Conflit Israel-Hamas : comment des psychologues toulousains aident à distance les victimes de syndromes post-traumatiques

Deux semaines après les attaques du Hamas sur Israël, les bombardements se poursuivent de part et d’autre, entraînant pour les populations civiles de violents traumatismes. Le pôle EMDR de Toulouse organise des séances en visio pour aider les victimes à digérer leurs traumas.

Le conflit israélo-palestinien a des répercussions importantes sur les populations civiles. Pour les aider à digérer ce vécu douloureux, le pôle EMDR, participe à l'opération Sarah, avec des séances de thérapie en visioconférence.

L'EMDR au secours des victimes

Nicolas Desbiendras est spécialiste des troubles post-traumatiques. Lorsqu'il a reçu un appel d'une de ses collègues israéliennes, il n'a pas hésité à s'investir. Aujourd'hui l'opération Sarah rassemble près de 150 thérapeutes francophones bénévoles. Les séances de thérapie ont débuté le 20 octobre.

"Une séance dure environ 1h30", explique Nicolas Desbiendras, psychologue clinicien et superviseur EMDR Europe CUMP 31. "Il y a une phase de régulation des émotions et une autre de traitement qui consiste à désensibiliser le patient".

L'EMDR c'est quoi ?

Le patient est invité à se concentrer sur le souvenir traumatisant puis à suivre le mouvement des doigts du thérapeute en laissant venir ce qui lui vient spontanément. L'EMDR est reconnue par l'OMS dans le cadre du traitement des troubles ou symptômes post-traumatiques. Elle a été validée par de nombreuses études scientifiques et seuls les psychiatres, psychologues ou psychothérapeutes reconnus par l'ARS ont accès à cette formation.

"On n'efface pas les souvenirs", précise Nicolas Desbiendras. "En fait on va purger la charge traumatique émotionnelle, sensorielle, et cognitive pour permettre au patient de traiter les informations douloureuses".

"Pendant nos séances, on entend les sirènes"

Les symptômes du trouble post-traumatique se divisent en 4 grandes familles

  • Les symptômes intrusifs : cauchemars, flash-back ou idées obsédantes.
  • les symptômes d'évitement : éviter lieux ou actions déclencheurs du stress.
  • Les symptômes de modification de cognition et de l'humeur : irritabilité ou au contraire l'abattement ou la tristesse.
  • Les symptômes d'altération de l'éveil ou de la réactivité : hypervigilance (sursaut, rester aux aguets) ou au contraire la torpeur, la sidération.

"Quand on n’a pas digéré ces symptômes, ils restent ré-activables", affirme Nicolas Desbiendras. "Comme une plaie qui ne guérit pas et reste à vif.
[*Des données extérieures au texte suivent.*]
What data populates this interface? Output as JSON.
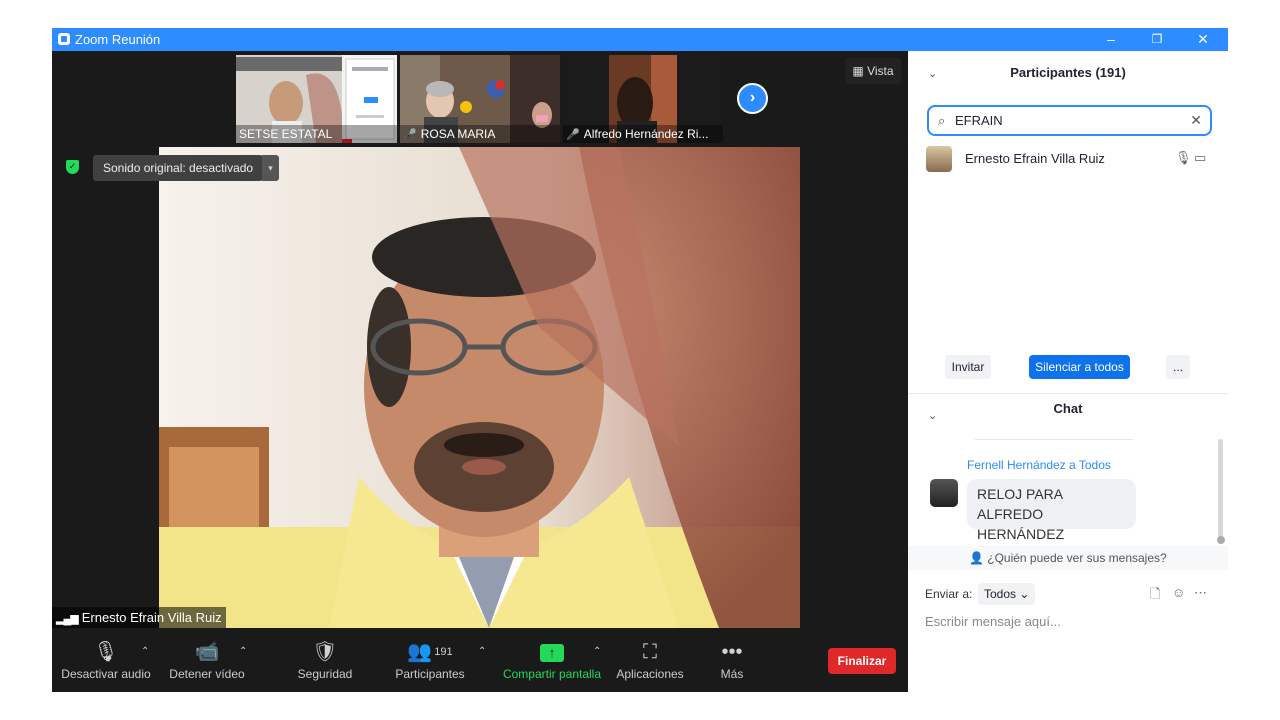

C'est le cas pour les patients que nous avons en Israël. Pendant nos séances on entend les sirènes, parfois les bombardements. Ils n'ont pas de répit car la douleur est permanente".

L'EMDR pour faire face

Parce que l'EMDR aide les patients à "ranger" leur mémoire traumatique, elle s'avère être un soutien de poids pour les populations civiles qui vivent la guerre au quotidien en Iraël comme en Palestine.

"Notre objectif est de faire réapparaître les ressources psychiques qui ont été étouffées par le traumatisme", raconte Nicolas Desbiendras."Pour ces populations on cherche surtout à diminuer les symptômes intrusifs. C'est vital pour qu'elles puissent mieux dormir et retrouver un équilibre suffisant pour fonctionner au quotidien".

NIcolas Desbiendras a déjà eu l'occasion de traiter les victimes de l'ouragan Irma ou du Bataclan. Le pôle EMDR, apolitique, affirme vouloir soigner toutes les victimes du conflit israélo-palestinien : "Nous sommes aussi en lien avec les populations palestiniennes qui subissent les bombardements", explique Nicolas Desbiendras. "Mais la situation est plus compliquée".